La collection Narration

Définition des dimensions H, S et P

On entend parfois dire qu’un évènement narratif important se trouve avant le film et que cela remettrait en question la notion même de structure… Combien de fois par exemple l’entend-on dire pour l’incident déclencheur !

En réalité, cette vision erronée du récit ne tient pas compte d’une réalité narrative qui s’explique par la mise en évidence de ce que nous appelons les trois dimensions de perception :

Ces dimensions permettent de comprendre que ce n’est pas le moment où survient l’évènement qui importe dans la structure mais le moment où le spectateur en prend connaissance. Dans Minority Report (Steven Spielberg, 2002), ça n’est pas le moment où le fils de John Anderton est enlevé qui importe — moment qui survient dans la réalité de la vie de ce personnage des années avant le début du film —, c’est le moment où nous l’apprenons dans le film.

Ainsi, dans le récit, l’information de l’évènement se substitue souvent à l’évènement lui-même.

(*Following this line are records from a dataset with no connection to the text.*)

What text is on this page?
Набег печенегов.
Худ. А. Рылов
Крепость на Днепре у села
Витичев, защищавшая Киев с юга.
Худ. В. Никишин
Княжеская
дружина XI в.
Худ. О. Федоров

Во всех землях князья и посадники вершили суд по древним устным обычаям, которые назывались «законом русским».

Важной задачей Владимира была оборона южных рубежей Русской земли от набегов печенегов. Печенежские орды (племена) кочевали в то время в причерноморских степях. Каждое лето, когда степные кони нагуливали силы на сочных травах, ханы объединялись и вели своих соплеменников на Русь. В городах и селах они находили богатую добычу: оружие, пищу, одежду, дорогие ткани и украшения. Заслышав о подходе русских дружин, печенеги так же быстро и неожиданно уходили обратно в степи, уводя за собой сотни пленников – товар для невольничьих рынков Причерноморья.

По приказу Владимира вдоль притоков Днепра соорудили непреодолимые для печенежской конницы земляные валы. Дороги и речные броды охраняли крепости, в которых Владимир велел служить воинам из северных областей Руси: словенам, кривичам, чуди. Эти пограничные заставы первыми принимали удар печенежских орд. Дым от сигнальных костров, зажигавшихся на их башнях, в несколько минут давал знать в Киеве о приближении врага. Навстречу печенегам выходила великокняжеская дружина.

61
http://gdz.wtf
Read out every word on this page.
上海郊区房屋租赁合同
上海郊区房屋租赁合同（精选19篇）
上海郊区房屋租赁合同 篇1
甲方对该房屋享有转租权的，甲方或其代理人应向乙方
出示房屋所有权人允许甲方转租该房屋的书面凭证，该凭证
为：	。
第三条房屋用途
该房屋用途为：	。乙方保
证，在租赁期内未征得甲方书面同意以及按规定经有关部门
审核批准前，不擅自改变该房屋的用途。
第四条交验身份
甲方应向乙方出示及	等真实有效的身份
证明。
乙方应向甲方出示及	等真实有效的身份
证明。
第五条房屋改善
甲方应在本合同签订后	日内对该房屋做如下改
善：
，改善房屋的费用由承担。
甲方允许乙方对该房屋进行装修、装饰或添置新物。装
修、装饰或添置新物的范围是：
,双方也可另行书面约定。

Ce constat nous permet de définir les trois axes, les trois dimensions, présentés rapidement plus haut.

La dimension H
C’est la dimension de l’Histoire. C’est sur cet axe de temps que se trouve la position exacte de l’évènement où il s’est produit. En bref, c’est le moment où l’évènement est réellement survenu.
Dans Dancer in the Dark (Lars Von Trier, 2000), par exemple, c’est la grossesse ou le moment où le fils de Selma nait, avec dans ses gènes la maladie de sa mère. C’est cet évènement qui va déclencher toute l’histoire, il se produit presque treize ans avant le début du film.
Dans Minority Report, par exemple, c’est le kidnapping du fils de John Anderton, alors qu’ils sont à la piscine. L’évènement se produit peut-être trois ou quatre ans avant le début du film.
La dimension P
C’est la dimension du Personnage. C’est sur cet axe qu’est placé le moment où tel ou tel personnage prend connaissance de l’évènement.
Dans Dancer in the Dark, c’est le moment où Selma apprend que son fils a hérité de la même maladie qu’elle (ce dont elle pouvait se douter, du reste). Puisque son fils nait dans les années 50, elle ne peut certainement l’apprendre qu’au cours des premières années de la vie de son fils.
Dans Minority Report, c’est le moment où John Anderton remonte à la surface et découvre que son fils a disparu (on pourrait même dire que c’est un peu plus tard lorsqu’il est légitimement en droit de penser que son fils a disparu et même qu’il a dû être enlevé). Il le découvre des années avant la première scène du film.
La dimension S
C’est la dimension du Spectateur. C’est sur cet axe qu’est placé le moment où nous, spectateur, prenons connaissance de l’évènement.
Dans Dancer in the Dark, c’est le moment où Selma raconte cet évènement à Bill Houston, à la fin de l’exposition, donc autour du premier quart du film.
Dans Minority Report, c’est le moment où John Anderton cauchemarde en revivant cette scène, dans la seconde moitié du film.

Voilà comment s’illustre le “voyage” de l’évènement “maladie de Gene” dans le film Dancer in the Dark sur notre représentation des trois dimensions :

Retard de l’incident déclencheur
(1) Dans la dimension H (Histoire), c'est l'évènement, la transmission de la maladie à Gene.
(2) Dans la dimension P (Personnage), c'est l'information, donnée à Selma, que son fils a hérité du problème de sa mère et qu'il a de forte chance de devenir aveugle comme elle. Cela survient des années avant le film.
(3) Enfin, dans la dimension S (Spectateur), autour de la vingtième minute — donc bien dans le premier quart-temps et peu après le milieu de l'exposition —, nous apprenons cette transmission de la maladie et la raison de la venue de Selma.

Comme nous pourrons le voir dans les pages suivantes, non seulement ces dimensions permettent de mieux comprendre la structure de son récit et donc de mieux la gérer, mais elles permettent également de mieux réfléchir certains aspects de la narration qu’on invoque souvent dans le travail d’écriture sans être capable de les définir ou de les travailler vraiment, à commencer par le phénomène d’identification du spectateur au personnage.